真言宗智山派吉祥院珍珠山

仏教コラム

風信(かぜのたより)No.41

 お盆にお迎えする亡き人の魂、ご先祖さまの精霊。いつもはお墓に眠っている故人の魂を、かつて住んでいた家に帰ってきてもらう。1年に1回、家で手厚くもてなす。精霊棚を飾り、お墓参りして、持参した提灯にロウソクの灯をともし、家まで亡き人の魂といっしょに連れ歩く。玄関に迎え火を焚いて、今は仏さまの世界で暮らす故人をかつて一緒に住んでいたわが家にお迎えします。
 竹とホオズキで飾った精霊棚には、旬のものをお供えします。季節の野菜、そうめんやおはぎをお供えする家庭もあります。
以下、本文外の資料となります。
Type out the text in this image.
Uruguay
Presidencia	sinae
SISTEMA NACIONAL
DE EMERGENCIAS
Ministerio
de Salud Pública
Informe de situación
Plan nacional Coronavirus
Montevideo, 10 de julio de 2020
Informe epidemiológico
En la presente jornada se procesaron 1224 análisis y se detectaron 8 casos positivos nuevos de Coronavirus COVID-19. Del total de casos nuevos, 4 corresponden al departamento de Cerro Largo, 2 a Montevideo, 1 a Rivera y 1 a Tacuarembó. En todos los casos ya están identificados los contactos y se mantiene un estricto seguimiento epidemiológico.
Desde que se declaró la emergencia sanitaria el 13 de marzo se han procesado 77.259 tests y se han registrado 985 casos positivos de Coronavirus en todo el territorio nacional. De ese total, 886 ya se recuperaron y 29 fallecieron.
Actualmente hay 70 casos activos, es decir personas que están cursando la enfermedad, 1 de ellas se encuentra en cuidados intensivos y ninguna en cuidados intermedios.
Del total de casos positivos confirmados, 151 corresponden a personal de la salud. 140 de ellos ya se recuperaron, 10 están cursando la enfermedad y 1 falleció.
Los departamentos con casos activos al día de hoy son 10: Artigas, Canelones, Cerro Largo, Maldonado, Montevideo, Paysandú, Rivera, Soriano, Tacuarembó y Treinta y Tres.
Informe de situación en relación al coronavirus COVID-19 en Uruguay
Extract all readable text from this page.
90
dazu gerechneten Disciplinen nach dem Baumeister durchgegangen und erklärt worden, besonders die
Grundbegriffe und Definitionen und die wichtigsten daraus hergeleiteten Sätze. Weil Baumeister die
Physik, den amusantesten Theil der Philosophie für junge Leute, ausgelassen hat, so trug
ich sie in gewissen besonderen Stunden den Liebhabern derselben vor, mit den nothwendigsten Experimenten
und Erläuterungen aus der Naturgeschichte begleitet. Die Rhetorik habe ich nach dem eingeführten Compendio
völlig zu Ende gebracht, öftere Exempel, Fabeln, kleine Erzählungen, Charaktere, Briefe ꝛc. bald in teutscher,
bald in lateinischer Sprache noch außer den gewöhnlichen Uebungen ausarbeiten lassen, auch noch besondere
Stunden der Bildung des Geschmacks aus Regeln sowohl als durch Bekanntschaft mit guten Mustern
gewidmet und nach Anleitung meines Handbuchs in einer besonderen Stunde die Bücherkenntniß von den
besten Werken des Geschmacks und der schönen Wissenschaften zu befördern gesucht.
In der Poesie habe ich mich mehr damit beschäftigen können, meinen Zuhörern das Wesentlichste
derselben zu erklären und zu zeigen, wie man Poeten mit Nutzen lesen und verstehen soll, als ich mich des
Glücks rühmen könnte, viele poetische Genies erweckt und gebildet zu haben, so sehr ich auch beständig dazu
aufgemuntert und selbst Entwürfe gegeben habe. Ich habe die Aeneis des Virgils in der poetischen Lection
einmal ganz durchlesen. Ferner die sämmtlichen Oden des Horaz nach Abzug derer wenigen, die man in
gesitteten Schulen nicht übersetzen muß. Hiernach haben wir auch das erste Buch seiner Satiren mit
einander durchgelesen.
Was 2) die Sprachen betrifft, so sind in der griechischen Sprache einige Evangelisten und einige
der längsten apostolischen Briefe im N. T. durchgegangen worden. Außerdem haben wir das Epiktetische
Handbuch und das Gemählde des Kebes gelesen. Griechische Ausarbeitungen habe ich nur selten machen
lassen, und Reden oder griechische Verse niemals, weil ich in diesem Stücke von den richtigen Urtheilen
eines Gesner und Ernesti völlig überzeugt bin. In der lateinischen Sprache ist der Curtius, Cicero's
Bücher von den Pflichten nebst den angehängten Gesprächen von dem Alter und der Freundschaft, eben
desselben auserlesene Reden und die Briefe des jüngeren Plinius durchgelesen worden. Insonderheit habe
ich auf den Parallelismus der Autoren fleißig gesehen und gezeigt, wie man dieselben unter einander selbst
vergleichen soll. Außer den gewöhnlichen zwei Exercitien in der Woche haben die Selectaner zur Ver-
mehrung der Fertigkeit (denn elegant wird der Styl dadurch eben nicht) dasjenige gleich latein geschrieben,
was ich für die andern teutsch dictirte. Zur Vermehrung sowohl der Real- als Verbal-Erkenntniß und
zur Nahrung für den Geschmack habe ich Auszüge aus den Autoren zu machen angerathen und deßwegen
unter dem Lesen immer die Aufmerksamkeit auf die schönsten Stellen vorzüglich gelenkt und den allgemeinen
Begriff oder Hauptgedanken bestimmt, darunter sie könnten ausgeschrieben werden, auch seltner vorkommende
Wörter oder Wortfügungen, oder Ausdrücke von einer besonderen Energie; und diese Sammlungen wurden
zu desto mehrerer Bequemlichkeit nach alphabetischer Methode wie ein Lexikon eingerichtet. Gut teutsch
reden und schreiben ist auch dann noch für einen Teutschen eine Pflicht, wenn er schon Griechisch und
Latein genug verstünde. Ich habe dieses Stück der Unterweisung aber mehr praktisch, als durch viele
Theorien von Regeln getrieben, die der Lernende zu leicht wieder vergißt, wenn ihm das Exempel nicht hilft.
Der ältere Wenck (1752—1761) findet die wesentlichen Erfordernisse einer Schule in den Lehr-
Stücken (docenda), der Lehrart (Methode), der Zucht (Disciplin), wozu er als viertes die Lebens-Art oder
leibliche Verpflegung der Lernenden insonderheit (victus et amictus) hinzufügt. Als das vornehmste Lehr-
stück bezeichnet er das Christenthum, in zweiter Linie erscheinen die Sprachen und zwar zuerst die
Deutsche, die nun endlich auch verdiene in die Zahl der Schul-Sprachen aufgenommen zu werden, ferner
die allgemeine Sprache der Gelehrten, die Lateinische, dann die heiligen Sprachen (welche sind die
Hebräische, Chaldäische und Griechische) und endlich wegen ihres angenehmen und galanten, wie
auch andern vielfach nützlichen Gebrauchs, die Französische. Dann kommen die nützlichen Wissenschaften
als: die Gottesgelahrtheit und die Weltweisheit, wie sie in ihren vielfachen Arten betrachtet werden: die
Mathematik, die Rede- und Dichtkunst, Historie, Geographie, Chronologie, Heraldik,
お盆中にお檀家さんの精霊棚をお参りすると、その家の亡き人とのかかわりがヒシヒシと伝わってきます。今は亡き人、目には見えない、手には触れられない、でも亡き人が生きているかのように優しい心持ちで、おもてなしをするお盆。この季節は日本人の心のぬくもりと感性の豊かさが、この街のそこかしこにいっぱいあふれています。

 
 亡き人の魂と語り合う瞬間が、きちんと四季折々の年中行事に組み込まれている民族は他にありません。お盆がどんなに素晴らしいものなのか、私たちは子や孫たちにもっと伝えてゆかなければと思うのです。このいのちを生んでくれたこと、こうして育ててくれたこと。家族だけでなく、今いのちあるこの身が、目に見えない無数の生きとし生けるいのちの上に成り立っていること。そう思い至ると、私たちは自分を支えてくれたいのちに「おかげさまで」とか「ありがとう」
と口にしたくなるのです。
 今の自分がこうして生きていることを振り返る時、この世でいのちあるもの、あの世のご先祖さまや多くの精霊のお陰だと思い至るはずです。自分だけでは今あるいのちを支えていけない、至らない自分を気づかせてくれるのが、もともと家の中心にあったお仏壇を拝んできたからです。そして、これまで私たち日本人は、お仏壇に手を合わせ、皆の無事を祈り、無事であれば感謝してきました。


 
 自分だけ良ければって、ついつい考えてしまう。それが今の世の中のありのままでしょう。これだけ人の欲をかき立て、商品を消費させようとする社会に暮らしていれば、誰だって心地よいもの、便利で快適な生活に流されてゆきます。でも、快楽を求め、知らず知らず「自分が良ければそれでいいんじゃないか」って思いが当たり前になってしまいます。人とのかかわりがわずらわしい、内々で済ましたい。そんな思いが積み重なれば、ご縁も絆も薄い孤独で無縁な社会の輪が拡がります。
 お仏壇の仏さま、菩提寺のご本尊さまは、私たちがかり立てられ、ヒートアップする心をやさしく包み込んでたしなめてくれます。目に見えないもの手に触れられないものの存在を感じる心を養う。亡き人をご供養する。自分を支えてくれる存在に感謝する。回向の意味は、巡り巡って自分の心が養われること。亡き人へのご供養が、いつかあなたの心を豊かにし、救われるのです。